Siegfried, Siegmund and Sieglinde’s son, has been brought up by Mime who is trying to forge a sword strong enough for Siegfried to kill Fafner, who turned himself into a dragon to guard his treasure, so that Mime can get his hands on the Ring. Wotan is roaming the world as a Wanderer. After a knowledge competition with Mime, who loses, he tells him that only a man who has never learnt what fear is can mend Siegmund’s sword, Nothung. Siegfried mends his father’s broken weapon and kills Fafner. After coming into contact with the dragon’s blood he can understand what birds say, one of whom tells him to take the Ring and Tarnhelm and not trust Mime, who he kills when he tries to trick him into drinking poison. The bird tells him about Brünnhilde asleep on a rock and they set off to find her.
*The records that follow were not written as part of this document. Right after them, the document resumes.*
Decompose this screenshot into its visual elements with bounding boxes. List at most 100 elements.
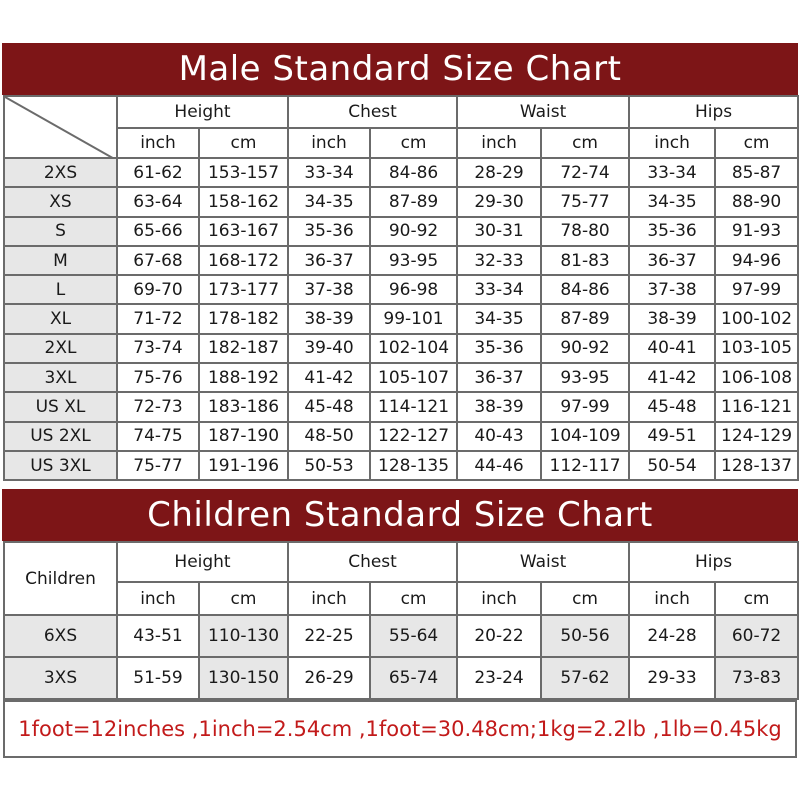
value-cell: 45-48 [287, 391, 372, 423]
value-cell: 50-53 [287, 449, 372, 482]
value-cell: 57-62 [540, 656, 631, 700]
value-cell: 65-74 [369, 656, 459, 700]
group-header-row: Children Height Chest Waist Hips [3, 541, 800, 616]
value-cell: 43-51 [116, 614, 200, 658]
value-cell: 45-48 [628, 391, 717, 423]
value-cell: 26-29 [287, 656, 372, 700]
value-cell: 37-38 [287, 274, 372, 306]
table-row: M 67-68 168-172 36-37 93-95 32-33 81-83 36-37 94… [3, 244, 800, 277]
unit-header-row: inch cm inch cm inch cm inch cm [4, 127, 800, 159]
table-row: 3XL 75-76 188-192 41-42 105-107 36-37 93-95 41-… [3, 362, 800, 394]
table-row: 2XS 61-62 153-157 33-34 84-86 28-29 72-74 33-34… [3, 156, 800, 189]
value-cell: 128-137 [714, 449, 800, 482]
table-row: US 2XL 74-75 187-190 48-50 122-127 40-43 104-1… [3, 420, 800, 452]
size-label: L [3, 274, 118, 306]
value-cell: 178-182 [197, 303, 290, 335]
value-cell: 36-37 [287, 244, 372, 277]
value-cell: 36-37 [456, 362, 543, 394]
value-cell: 38-39 [456, 391, 543, 423]
value-cell: 35-36 [628, 215, 717, 247]
size-label: 6XS [3, 614, 118, 658]
value-cell: 112-117 [540, 449, 631, 482]
size-label: 2XS [3, 156, 118, 189]
value-cell: 73-83 [714, 656, 800, 700]
value-cell: 40-41 [628, 332, 717, 365]
value-cell: 78-80 [540, 215, 631, 247]
value-cell: 71-72 [116, 303, 200, 335]
unit-header: cm [197, 127, 290, 159]
value-cell: 24-28 [628, 614, 717, 658]
value-cell: 87-89 [540, 303, 631, 335]
value-cell: 48-50 [287, 420, 372, 452]
value-cell: 84-86 [540, 274, 631, 306]
value-cell: 96-98 [369, 274, 459, 306]
table-row: XS 63-64 158-162 34-35 87-89 29-30 75-77 34-35 8… [3, 186, 800, 218]
value-cell: 188-192 [197, 362, 290, 394]
unit-header: cm [197, 581, 290, 616]
size-label: M [3, 244, 118, 277]
group-header-height: Height [115, 95, 290, 129]
size-label: 2XL [3, 332, 118, 365]
value-cell: 87-89 [369, 186, 459, 218]
group-header-hips: Hips [628, 541, 800, 583]
value-cell: 67-68 [116, 244, 200, 277]
value-cell: 187-190 [197, 420, 290, 452]
value-cell: 41-42 [287, 362, 372, 394]
group-header-waist: Waist [456, 541, 631, 583]
male-chart-title: Male Standard Size Chart [2, 43, 798, 95]
group-header-height: Height [115, 541, 290, 583]
value-cell: 33-34 [628, 156, 717, 189]
value-cell: 97-99 [540, 391, 631, 423]
unit-header: cm [369, 127, 459, 159]
value-cell: 84-86 [369, 156, 459, 189]
unit-header: cm [714, 581, 800, 616]
unit-header: inch [456, 581, 543, 616]
size-label: S [3, 215, 118, 247]
value-cell: 23-24 [456, 656, 543, 700]
group-header-row: Height Chest Waist Hips [3, 95, 800, 159]
unit-header-row: inch cm inch cm inch cm inch cm [4, 581, 800, 616]
value-cell: 75-76 [116, 362, 200, 394]
value-cell: 90-92 [540, 332, 631, 365]
corner-label: Children [3, 541, 118, 616]
value-cell: 130-150 [197, 656, 290, 700]
value-cell: 114-121 [369, 391, 459, 423]
value-cell: 55-64 [369, 614, 459, 658]
value-cell: 35-36 [287, 215, 372, 247]
unit-header: inch [116, 581, 200, 616]
size-label: US 3XL [3, 449, 118, 482]
value-cell: 34-35 [628, 186, 717, 218]
value-cell: 72-73 [116, 391, 200, 423]
value-cell: 105-107 [369, 362, 459, 394]
unit-header: inch [287, 581, 372, 616]
value-cell: 73-74 [116, 332, 200, 365]
value-cell: 93-95 [369, 244, 459, 277]
value-cell: 191-196 [197, 449, 290, 482]
unit-header: cm [369, 581, 459, 616]
value-cell: 61-62 [116, 156, 200, 189]
value-cell: 29-33 [628, 656, 717, 700]
value-cell: 22-25 [287, 614, 372, 658]
unit-header: cm [540, 581, 631, 616]
group-header-waist: Waist [456, 95, 631, 129]
table-row: S 65-66 163-167 35-36 90-92 30-31 78-80 35-36 91… [3, 215, 800, 247]
value-cell: 75-77 [540, 186, 631, 218]
value-cell: 102-104 [369, 332, 459, 365]
value-cell: 29-30 [456, 186, 543, 218]
value-cell: 35-36 [456, 332, 543, 365]
value-cell: 32-33 [456, 244, 543, 277]
value-cell: 122-127 [369, 420, 459, 452]
value-cell: 168-172 [197, 244, 290, 277]
value-cell: 60-72 [714, 614, 800, 658]
value-cell: 49-51 [628, 420, 717, 452]
unit-header: inch [628, 581, 717, 616]
value-cell: 33-34 [287, 156, 372, 189]
size-label: 3XS [3, 656, 118, 700]
value-cell: 39-40 [287, 332, 372, 365]
unit-header: inch [628, 127, 717, 159]
value-cell: 20-22 [456, 614, 543, 658]
value-cell: 69-70 [116, 274, 200, 306]
size-label: US XL [3, 391, 118, 423]
value-cell: 99-101 [369, 303, 459, 335]
size-label: 3XL [3, 362, 118, 394]
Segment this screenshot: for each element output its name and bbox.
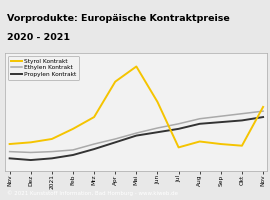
Legend: Styrol Kontrakt, Ethylen Kontrakt, Propylen Kontrakt: Styrol Kontrakt, Ethylen Kontrakt, Propy… (8, 56, 79, 80)
Text: © 2021 Kunststoff Information, Bad Homburg - www.kiweb.de: © 2021 Kunststoff Information, Bad Hombu… (7, 190, 178, 196)
Text: Vorprodukte: Europäische Kontraktpreise: Vorprodukte: Europäische Kontraktpreise (7, 14, 230, 23)
Text: 2020 - 2021: 2020 - 2021 (7, 33, 70, 42)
Wotan wakes Erda and asks her how he can change the fate of the gods. When Erda finds out that their daughter has been deprived of her divinity and is sleeping surrounded by a ring of fire, she keeps silent – for her he is no longer the ruling god he claims to be. Wotan tries to prevent Siegfried from reaching Brünnhilde but Siegfried, believing him to be his father’s enemy, breaks his spear with his sword. Siegfried strides through the ring of fire and wakes Brünnhilde with a kiss. She sees the fateful ring on his finger and is frightened that she is no longer able to save him from Wotan’s plans of distruction. He is insistant and she eventually gives into her desires. Their joy is ecstatic.

The dragon Fafner guards the Nibelung’s hoard, including the Ring which bestows immeasurable power. The dwarf Alberich cast it from the gold he stole from the daughters of the Rhine. Now he wants it back. But his brother Mime wants to get his hands on the treasure too. But only one man can slay the dragon: Siegfried. Mime raised him after his mother Sieglinde died in childbirth. To fight the dragon he needs his sword, Nothung, which the God shattered into pieces. Mime tries in vain to weld it together again. Wotan, journeying through the world as the Wanderer, tells him why: only someone who has never learned what fear is, can mend the sword. How Siegfried kills the dragon and what the Forest Bird tells him about Brünnhilde is told in part three of Richard Wagner’s Tetralogie. Das Rheingold and Die Walküre were programmed in recent seasons and are now being followed by Siegfried – all four works will be performed again in cycles in a later season.